Kian dihadapkan pada pilihan sulit yang
akan menentukan masa depan mereka berdua. Haruskah ia memenuhi janji terakhir itu atau mengikuti kata hatinya yang masih dibayangi cinta masa lalu? Di tengah kebimbangan dan tekanan dari berbagai pihak, keputusan Kian akan mengubah hidup mereka selamanya.
Karya ini diterbitkan atas izin NovelToon keisar, isi konten hanyalah pandangan pribadi pembuatnya, tidak mewakili NovelToon sendiri
Si Joni meronta
Keira terus menangis di pelukan Kian, air matanya membasahi dada suaminya. Kian tak berkata apa-apa, hanya membelai lembut rambutnya, memberikan rasa aman. Beberapa menit berlalu, isakan Keira perlahan mulai mereda, hingga akhirnya hening, hanya terdengar suara napas mereka yang teratur.
"Udah tenang?" tanya Kian dengan lembut, memandang wajah Keira yang masih menempel di dadanya. Keira mengangguk pelan, tanpa melepaskan pelukannya.
"Kalau gitu, sana mandi, biar seger," ucap Kian, suaranya mencoba memberi semangat.

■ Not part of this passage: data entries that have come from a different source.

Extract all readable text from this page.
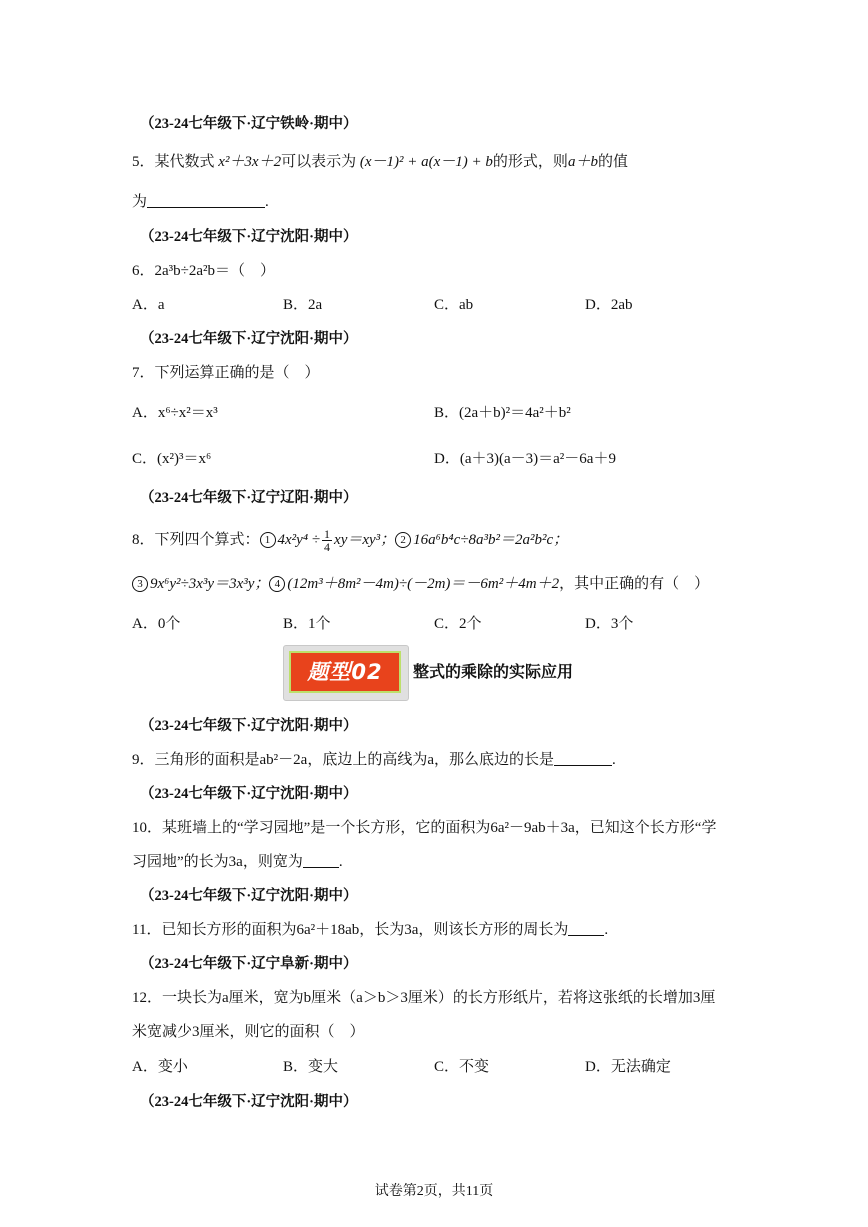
（23-24七年级下·辽宁铁岭·期中）
5．某代数式 x²＋3x＋2可以表示为 (x－1)² + a(x－1) + b的形式，则a＋b的值
为	.
（23-24七年级下·辽宁沈阳·期中）
6．2a³b÷2a²b＝（　）
A．a	B．2a	C．ab	D．2ab
（23-24七年级下·辽宁沈阳·期中）
7．下列运算正确的是（　）
A．x⁶÷x²＝x³	B．(2a＋b)²＝4a²＋b²
C．(x²)³＝x⁶	D．(a＋3)(a－3)＝a²－6a＋9
（23-24七年级下·辽宁辽阳·期中）
8．下列四个算式： 1 $4x^2y^4 \div \frac{1}{4} xy=xy^3$； 2 16a⁶b⁴c÷8a³b²＝2a²b²c；
3 9x⁶y²÷3x³y＝3x³y； 4 (12m³＋8m²－4m)÷(－2m)＝－6m²＋4m＋2，其中正确的有（　）
A．0个	B．1个	C．2个	D．3个
题型02	整式的乘除的实际应用
（23-24七年级下·辽宁沈阳·期中）
9．三角形的面积是ab²－2a，底边上的高线为a，那么底边的长是	.
（23-24七年级下·辽宁沈阳·期中）
10．某班墙上的“学习园地”是一个长方形，它的面积为6a²－9ab＋3a，已知这个长方形“学
习园地”的长为3a，则宽为 .
（23-24七年级下·辽宁沈阳·期中）
11．已知长方形的面积为6a²＋18ab，长为3a，则该长方形的周长为 .
（23-24七年级下·辽宁阜新·期中）
12．一块长为a厘米，宽为b厘米（a＞b＞3厘米）的长方形纸片，若将这张纸的长增加3厘
米宽减少3厘米，则它的面积（　）
A．变小	B．变大	C．不变	D．无法确定
（23-24七年级下·辽宁沈阳·期中）
试卷第2页，共11页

Keira, yang masih berada dalam pelukan Kian, menolak dengan suara pelan, "Nggak mau." Ia memejamkan mata, menikmati kenyamanan yang ia rasakan. Apalagi dengan Kian yang bertelanjang dada, kehangatan tubuhnya dan aroma yang begitu memabukkan membuat Keira enggan beranjak. Rasanya, berada di sini, dalam pelukan Kian, lebih dari cukup untuk meredakan segala kegundahannya.
"Mandi, sayang," titah Kian dengan nada lembut, tapi tegas, menunjukkan bahwa ia tak ingin dibantah.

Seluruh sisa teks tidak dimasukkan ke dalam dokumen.